What Causes Procrastination?
As coaches we will often assume that it is something to do with the client’s commitment to the task, or that the goals associated with it are not meaningful enough for them to be motivated to do it. So we will often invite reflection and enquiry around the goal itself. Logical, right?
But there is another reason why work doesn’t get done. Your clients may be procrastinating because they’re suffering from the stress reaction: Fight, Flight, Freeze or Appease, or indeed a mix of these reactions. Procrastination consistently comes out as the top impact of stress from the Resilience Dynamic’s research.
Types Of Procrastination
There are 2 types of procrastination, both built from fear of failure:
- In behaviours: Someone will avoid having their ability judged by others.
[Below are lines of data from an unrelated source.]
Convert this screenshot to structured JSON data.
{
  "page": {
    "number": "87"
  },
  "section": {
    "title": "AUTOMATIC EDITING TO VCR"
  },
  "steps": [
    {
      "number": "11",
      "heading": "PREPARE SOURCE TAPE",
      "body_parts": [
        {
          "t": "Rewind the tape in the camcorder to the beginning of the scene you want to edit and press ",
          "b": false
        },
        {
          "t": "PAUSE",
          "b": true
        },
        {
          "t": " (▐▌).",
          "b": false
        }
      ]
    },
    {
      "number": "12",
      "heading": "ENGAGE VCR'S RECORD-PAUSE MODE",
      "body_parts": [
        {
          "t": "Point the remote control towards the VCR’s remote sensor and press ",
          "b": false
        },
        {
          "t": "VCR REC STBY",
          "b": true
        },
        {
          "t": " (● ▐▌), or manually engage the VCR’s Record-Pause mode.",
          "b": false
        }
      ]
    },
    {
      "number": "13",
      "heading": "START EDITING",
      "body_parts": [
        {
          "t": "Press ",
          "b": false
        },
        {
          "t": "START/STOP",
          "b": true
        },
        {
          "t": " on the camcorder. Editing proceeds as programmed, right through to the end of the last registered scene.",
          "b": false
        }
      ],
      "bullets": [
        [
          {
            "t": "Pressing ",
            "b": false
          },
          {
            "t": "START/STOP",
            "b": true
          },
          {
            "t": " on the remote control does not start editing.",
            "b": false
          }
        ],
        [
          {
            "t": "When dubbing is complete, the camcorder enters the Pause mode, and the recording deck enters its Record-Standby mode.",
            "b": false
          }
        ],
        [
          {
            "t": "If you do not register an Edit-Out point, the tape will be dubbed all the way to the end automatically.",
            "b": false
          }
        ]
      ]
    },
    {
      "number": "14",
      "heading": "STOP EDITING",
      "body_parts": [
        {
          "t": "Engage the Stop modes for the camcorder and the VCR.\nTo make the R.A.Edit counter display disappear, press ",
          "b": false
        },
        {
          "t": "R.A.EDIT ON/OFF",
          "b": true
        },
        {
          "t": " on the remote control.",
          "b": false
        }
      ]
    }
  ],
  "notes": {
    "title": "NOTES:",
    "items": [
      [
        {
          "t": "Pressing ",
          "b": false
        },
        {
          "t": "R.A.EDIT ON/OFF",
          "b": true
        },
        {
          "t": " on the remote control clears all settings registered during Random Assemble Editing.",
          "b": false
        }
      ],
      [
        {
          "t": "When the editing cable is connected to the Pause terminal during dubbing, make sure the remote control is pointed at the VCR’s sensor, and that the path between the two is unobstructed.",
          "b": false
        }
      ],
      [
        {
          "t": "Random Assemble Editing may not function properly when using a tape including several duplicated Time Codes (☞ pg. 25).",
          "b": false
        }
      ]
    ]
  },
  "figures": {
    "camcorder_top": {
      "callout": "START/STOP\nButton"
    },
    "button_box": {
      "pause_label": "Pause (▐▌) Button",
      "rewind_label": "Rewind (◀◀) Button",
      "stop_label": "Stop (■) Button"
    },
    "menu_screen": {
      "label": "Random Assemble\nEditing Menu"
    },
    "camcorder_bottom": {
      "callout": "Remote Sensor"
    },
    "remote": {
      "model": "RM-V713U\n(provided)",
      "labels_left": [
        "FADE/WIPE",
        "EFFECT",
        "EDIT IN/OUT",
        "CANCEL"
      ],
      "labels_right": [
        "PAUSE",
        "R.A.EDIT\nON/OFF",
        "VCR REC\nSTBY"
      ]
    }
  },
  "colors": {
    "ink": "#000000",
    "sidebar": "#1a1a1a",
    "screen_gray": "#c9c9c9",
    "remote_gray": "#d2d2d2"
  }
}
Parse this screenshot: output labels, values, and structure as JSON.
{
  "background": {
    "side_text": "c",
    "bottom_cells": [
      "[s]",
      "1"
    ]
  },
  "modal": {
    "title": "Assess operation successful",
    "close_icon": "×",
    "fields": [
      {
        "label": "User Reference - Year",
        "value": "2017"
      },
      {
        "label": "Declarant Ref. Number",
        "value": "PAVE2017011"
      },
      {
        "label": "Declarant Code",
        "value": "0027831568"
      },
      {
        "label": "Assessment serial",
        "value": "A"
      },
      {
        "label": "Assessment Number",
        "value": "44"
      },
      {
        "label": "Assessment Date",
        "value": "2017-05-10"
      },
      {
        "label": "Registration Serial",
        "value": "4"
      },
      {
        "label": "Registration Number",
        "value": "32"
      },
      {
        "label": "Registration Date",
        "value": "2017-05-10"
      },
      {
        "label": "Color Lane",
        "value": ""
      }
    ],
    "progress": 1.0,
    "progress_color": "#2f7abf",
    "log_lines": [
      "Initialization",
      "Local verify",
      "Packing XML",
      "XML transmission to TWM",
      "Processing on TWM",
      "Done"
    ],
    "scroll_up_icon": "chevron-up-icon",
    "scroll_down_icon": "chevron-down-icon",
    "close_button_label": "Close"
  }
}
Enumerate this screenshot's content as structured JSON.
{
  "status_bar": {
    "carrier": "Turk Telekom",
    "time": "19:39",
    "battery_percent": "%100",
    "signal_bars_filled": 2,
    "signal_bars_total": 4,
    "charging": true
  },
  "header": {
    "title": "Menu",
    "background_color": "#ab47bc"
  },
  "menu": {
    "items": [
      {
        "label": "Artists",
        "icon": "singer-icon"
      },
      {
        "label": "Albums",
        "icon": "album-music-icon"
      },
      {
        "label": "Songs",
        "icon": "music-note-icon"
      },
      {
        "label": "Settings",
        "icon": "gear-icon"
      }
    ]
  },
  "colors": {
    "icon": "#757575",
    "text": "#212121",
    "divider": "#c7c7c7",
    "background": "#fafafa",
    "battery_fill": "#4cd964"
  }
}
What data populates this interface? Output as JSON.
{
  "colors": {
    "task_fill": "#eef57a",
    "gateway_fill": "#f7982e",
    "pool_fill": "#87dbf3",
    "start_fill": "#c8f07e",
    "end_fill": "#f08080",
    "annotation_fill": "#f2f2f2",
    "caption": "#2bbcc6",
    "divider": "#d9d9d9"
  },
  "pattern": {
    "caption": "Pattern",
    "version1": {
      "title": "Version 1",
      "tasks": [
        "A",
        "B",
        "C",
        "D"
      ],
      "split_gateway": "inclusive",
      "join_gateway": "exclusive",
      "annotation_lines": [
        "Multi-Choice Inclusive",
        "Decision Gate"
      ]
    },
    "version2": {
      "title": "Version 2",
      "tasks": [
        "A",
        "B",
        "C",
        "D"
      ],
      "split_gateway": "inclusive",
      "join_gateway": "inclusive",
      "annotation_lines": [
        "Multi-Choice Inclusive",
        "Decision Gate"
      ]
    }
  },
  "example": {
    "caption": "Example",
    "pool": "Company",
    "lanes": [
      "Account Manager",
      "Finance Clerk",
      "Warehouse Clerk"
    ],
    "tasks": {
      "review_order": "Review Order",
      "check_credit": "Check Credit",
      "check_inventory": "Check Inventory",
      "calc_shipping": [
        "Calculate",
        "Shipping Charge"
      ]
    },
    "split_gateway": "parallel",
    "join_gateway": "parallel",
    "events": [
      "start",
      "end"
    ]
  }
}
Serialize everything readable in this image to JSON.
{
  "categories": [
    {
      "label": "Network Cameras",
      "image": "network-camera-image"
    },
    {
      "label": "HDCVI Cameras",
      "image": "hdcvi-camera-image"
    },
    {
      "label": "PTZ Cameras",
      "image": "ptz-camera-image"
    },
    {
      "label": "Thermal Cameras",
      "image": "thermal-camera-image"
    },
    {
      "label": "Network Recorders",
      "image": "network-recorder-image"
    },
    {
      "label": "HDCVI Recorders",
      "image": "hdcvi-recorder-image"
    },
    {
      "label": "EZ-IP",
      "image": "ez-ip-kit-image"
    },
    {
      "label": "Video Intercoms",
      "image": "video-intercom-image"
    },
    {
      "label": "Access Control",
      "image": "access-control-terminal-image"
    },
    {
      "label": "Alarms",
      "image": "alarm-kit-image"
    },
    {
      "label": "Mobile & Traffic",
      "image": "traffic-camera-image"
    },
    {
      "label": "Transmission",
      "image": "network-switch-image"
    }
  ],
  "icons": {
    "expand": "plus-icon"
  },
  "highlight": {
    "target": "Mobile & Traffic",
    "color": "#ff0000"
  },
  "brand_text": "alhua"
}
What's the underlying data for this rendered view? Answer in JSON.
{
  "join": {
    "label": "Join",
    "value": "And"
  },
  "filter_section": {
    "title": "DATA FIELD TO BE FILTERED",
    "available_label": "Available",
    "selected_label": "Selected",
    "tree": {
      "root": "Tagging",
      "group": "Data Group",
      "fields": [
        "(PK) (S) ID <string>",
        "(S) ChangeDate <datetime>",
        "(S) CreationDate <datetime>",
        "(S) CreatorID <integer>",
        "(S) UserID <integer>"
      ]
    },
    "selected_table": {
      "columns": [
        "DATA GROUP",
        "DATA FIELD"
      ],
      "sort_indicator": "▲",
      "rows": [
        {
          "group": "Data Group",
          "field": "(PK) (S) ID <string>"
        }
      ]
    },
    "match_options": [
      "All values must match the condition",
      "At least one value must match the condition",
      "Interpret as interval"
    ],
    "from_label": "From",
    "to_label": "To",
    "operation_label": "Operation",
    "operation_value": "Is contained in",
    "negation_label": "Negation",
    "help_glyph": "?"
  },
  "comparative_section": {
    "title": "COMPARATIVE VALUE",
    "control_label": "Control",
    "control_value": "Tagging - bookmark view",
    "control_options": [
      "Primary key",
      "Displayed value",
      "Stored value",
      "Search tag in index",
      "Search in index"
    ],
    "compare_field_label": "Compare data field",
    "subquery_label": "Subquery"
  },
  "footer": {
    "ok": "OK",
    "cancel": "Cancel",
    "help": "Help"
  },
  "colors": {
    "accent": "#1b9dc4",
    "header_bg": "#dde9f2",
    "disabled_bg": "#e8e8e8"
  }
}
They believe that their worth comes from their abilities, and if they fear that their abilities can’t be demonstrated, they don’t show their work.
- In decisions: Someone is afraid of making errors, and so they avoid making any decisions at all.
The issue is the double looping of procrastination. It causes more failures, and loss of opportunity. This leads to unhappiness and can even lead to ill health eventually.
(Reference : Ferrari/dePaul University of Chicago; Research Group, Canada)
How Can Resilience Coaching Help With Stopping Procrastination?
Rather than help the client connect with all the skills of decision making or prioritisation, or defining what ‘good’ might look like for the work, instead consider instead the client’s resilience.
Could their resilience be at a low level at the moment? If so, the focus of the coaching work needs to change. Resilience coaching includes spotting the real barriers that stop the client acting on the changes identified in the coaching contract. Resilience coaching helps get to the heart of the issue quicker.
What will enable your client’s resilience? Your client will probably know! The quickest way to discover more is to explore more about the client’s energy. Energy is a proxy for resilience; it’s not the same thing, but it follows the same ups and downs. Help the client explore what drives the ups, and what drives the downs in their energy. Then you can begin to work on how the client can increase their energy.
This is a straightforward step towards helping your client increase their personal resilience. Since resilience acts as a buffer to stress, boosting it is a great step towards decreasing stress and the reactions which can cause procrastination.
If you are in the same situation, why not try considering how you might start increasing your own energy?